I seriously doubt Benjamin Franklin or John Adams would ever agree that corporations are people, entitled to all legal protections of the individual while also not being held accountable legally than the individual; therefore the “citizenship” of corporations is also higher class than that of the individual.

But how can you not love and admire and respect the ideals the country strives to achieve? We haven’t always lived up to those ideals; many times we have failed, horribly.

I have always believed that the arc of justice always bends towards justice, and that we as a country can and should always be looking for ways to make things better, pass legislation to correct flaws and defects in the system, and always keep a wary eye out for corruption.
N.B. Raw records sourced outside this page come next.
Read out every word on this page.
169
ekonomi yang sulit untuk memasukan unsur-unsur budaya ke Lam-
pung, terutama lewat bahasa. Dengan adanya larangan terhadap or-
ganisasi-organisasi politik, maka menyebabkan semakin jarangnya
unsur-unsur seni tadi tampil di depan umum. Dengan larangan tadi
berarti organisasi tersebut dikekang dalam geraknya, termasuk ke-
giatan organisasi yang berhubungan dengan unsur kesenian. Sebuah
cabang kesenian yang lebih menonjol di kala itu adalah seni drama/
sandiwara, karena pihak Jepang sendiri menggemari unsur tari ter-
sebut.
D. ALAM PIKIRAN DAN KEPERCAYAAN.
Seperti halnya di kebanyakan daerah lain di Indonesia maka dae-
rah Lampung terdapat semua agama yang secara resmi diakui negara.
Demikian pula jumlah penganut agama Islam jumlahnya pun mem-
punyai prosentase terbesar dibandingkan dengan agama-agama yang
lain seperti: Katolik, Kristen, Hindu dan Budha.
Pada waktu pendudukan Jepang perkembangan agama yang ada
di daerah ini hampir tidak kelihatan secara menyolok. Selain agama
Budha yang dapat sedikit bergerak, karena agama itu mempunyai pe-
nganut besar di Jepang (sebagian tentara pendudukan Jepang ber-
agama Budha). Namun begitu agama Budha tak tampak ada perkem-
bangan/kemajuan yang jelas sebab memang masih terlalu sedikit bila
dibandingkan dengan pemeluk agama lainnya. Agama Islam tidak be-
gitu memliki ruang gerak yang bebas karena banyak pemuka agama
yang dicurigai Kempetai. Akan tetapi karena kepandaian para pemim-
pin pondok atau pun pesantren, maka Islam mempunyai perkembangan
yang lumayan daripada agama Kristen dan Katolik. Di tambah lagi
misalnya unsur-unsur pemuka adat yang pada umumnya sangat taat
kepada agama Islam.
The Founding Fathers also could not conceive of anyone making a career out of politics, either, which is why they established no term limits, which was a huge mistake. We have a presidential term limit now, but none for either house of Congress or the Supreme Court, or any federal bench for that matter. That was a major flaw and oversight in the drafting of our remarkable Constitution, with the end result we have a corrupt system where our politicians are often up for sale, and aren’t even ashamed. How does someone middle class or from a poor background go into politics and retire wealthy?

But, like Churchill, I have faith that my fellow Americans will always, inevitably, do the right thing–once every other possibility is explored and exhausted.

May you have a fabulous fourth of July, Constant Reader. I’ll probably make several posts today; who knows?